Labour would double paternity leave and pay

Ed Miliband plans to improve paternity leave and pay for new fathers. Photo: Ben Cawthra/REX
Ed Miliband plans to improve paternity leave and pay for new fathers. Photo: Ben Cawthra/REX

A future Labour government would double statutory paternity leave and pay, under election plans announced today.

New fathers would have the right to take four weeks’ paternity leave, an increase from the current two weeks, and receive statutory paternity pay of £260 per week, (it is currently £138).

Parents of babies due on or after 5 April 2015 now qualify for new rights to shared parental leave and pay, where a mother can transfer her maternity leave and pay to her partner. Additional paternity leave and pay are being abolished.

Labour leader Ed Miliband will announce today: “Too many dads don’t take up their rights because they feel they have to go back to work so they can provide for their family. So today we are announcing plans to double paid paternity leave and ensure the money available is as good as the national minimum wage.”

The opposition said the move will be funded by a reduction in the amount of tax credits paid to working families as they take advantage of a planned increase in state-funded childcare from 15 to 25 hours per week.
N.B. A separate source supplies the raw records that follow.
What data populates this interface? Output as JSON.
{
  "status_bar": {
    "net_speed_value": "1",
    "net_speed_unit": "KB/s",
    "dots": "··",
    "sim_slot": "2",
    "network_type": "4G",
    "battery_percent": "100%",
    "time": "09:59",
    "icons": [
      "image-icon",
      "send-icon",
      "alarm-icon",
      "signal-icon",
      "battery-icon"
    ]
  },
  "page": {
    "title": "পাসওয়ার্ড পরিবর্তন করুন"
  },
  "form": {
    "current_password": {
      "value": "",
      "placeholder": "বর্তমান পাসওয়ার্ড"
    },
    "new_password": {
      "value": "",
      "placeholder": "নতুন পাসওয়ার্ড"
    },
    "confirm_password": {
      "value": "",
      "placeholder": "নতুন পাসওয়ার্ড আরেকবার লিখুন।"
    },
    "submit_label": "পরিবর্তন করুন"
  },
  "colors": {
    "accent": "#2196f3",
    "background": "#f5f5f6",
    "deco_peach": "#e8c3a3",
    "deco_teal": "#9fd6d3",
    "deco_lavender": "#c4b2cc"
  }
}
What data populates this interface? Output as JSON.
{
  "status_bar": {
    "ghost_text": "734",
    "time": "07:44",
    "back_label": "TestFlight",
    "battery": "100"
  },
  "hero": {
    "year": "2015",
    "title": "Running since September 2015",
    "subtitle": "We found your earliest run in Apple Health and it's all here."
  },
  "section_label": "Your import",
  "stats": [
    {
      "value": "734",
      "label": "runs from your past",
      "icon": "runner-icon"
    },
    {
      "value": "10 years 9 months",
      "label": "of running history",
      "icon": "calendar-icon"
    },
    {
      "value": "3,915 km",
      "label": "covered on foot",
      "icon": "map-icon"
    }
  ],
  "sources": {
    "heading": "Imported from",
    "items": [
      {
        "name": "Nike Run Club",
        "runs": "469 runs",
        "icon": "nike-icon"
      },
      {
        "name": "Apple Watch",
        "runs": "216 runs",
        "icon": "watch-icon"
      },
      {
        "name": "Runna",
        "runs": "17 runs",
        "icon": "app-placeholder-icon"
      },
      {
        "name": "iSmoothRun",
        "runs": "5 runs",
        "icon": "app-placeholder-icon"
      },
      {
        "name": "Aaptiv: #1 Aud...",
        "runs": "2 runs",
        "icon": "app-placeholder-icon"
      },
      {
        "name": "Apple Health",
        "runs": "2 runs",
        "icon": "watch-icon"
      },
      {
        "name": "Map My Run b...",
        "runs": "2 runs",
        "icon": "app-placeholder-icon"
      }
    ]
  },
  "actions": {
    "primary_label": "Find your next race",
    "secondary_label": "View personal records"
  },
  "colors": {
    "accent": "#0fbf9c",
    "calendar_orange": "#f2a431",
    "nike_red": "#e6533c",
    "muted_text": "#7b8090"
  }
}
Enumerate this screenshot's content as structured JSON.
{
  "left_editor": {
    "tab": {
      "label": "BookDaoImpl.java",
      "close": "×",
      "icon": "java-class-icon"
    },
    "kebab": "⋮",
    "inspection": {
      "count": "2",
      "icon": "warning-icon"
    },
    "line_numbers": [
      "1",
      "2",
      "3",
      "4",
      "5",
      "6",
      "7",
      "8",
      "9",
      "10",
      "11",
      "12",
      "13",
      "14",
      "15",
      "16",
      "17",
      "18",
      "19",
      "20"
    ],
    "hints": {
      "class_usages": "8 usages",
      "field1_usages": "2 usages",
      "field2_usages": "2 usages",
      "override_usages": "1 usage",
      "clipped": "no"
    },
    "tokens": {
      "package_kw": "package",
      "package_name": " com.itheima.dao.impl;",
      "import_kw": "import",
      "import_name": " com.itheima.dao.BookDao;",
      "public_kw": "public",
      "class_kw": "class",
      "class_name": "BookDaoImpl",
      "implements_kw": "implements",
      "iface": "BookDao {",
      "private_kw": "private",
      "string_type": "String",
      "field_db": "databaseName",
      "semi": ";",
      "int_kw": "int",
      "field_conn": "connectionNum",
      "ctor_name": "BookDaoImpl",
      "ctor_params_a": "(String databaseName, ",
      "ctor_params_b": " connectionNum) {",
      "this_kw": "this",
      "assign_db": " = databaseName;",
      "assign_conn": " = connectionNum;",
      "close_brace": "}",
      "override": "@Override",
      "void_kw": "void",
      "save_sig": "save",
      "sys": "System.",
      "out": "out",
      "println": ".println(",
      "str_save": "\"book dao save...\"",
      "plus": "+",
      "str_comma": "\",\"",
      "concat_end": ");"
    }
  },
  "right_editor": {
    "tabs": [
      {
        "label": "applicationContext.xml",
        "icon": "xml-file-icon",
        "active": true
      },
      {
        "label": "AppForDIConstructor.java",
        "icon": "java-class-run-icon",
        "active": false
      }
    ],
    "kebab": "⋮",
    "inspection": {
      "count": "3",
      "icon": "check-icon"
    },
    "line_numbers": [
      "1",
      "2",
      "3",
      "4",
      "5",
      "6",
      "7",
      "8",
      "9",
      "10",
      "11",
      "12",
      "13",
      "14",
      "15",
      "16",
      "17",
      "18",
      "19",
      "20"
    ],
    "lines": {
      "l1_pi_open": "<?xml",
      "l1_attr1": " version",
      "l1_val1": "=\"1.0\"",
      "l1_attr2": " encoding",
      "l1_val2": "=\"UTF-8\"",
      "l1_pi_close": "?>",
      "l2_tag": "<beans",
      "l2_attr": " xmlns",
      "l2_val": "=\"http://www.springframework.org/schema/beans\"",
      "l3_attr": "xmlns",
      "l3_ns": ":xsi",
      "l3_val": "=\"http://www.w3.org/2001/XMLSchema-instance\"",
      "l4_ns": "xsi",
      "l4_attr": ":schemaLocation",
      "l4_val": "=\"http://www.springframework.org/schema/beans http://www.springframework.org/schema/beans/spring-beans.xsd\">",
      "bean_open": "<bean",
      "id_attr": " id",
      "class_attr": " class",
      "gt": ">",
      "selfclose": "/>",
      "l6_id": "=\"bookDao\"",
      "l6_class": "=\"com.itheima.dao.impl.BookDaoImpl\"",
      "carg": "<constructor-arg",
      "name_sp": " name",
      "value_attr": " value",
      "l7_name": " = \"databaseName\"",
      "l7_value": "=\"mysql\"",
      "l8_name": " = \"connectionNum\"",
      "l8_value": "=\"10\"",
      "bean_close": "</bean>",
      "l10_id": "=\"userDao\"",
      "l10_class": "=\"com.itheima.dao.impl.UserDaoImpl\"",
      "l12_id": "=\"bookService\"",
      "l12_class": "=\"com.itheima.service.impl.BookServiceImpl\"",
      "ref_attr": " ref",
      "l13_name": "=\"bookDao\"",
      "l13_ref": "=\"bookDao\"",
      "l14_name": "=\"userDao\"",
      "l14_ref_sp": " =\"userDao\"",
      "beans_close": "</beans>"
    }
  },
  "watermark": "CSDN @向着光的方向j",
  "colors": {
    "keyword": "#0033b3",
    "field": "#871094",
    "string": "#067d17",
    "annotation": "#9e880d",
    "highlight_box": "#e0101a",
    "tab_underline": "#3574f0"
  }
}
Labour added that research from the Institute for Public Policy Research (IPPR) suggests that offering four weeks’ paid paternity leave will cost £150 million per year, assuming a take-up of 70%, up from the current 55%.

The IPPR’s Condition of Britain report originally outlined the plans last summer.

However, business groups have criticised Labour’s plans. “Expansions of parental leave may win votes, but come at a real cost to business,” said John Longworth, the director-general of the British Chambers of Commerce.

Too many dads don’t take up their rights because they feel they have to go back to work so they can provide for their family” – Ed Miliband

Rachel Reeves, the shadow work and pensions secretary, told the BBC that good employers will support Labour’s plans: “This is exactly what people used to say about maternity leave, that it was a big burden on businesses. But the reality is, what good businesses know, is that it is really important to keep women in the workplace once they have children and not let them drift off because they can’t manage work and family life. That’s increasingly the case for dads.”

The Liberal Democrats announced plans for six weeks’ paternity leave last year.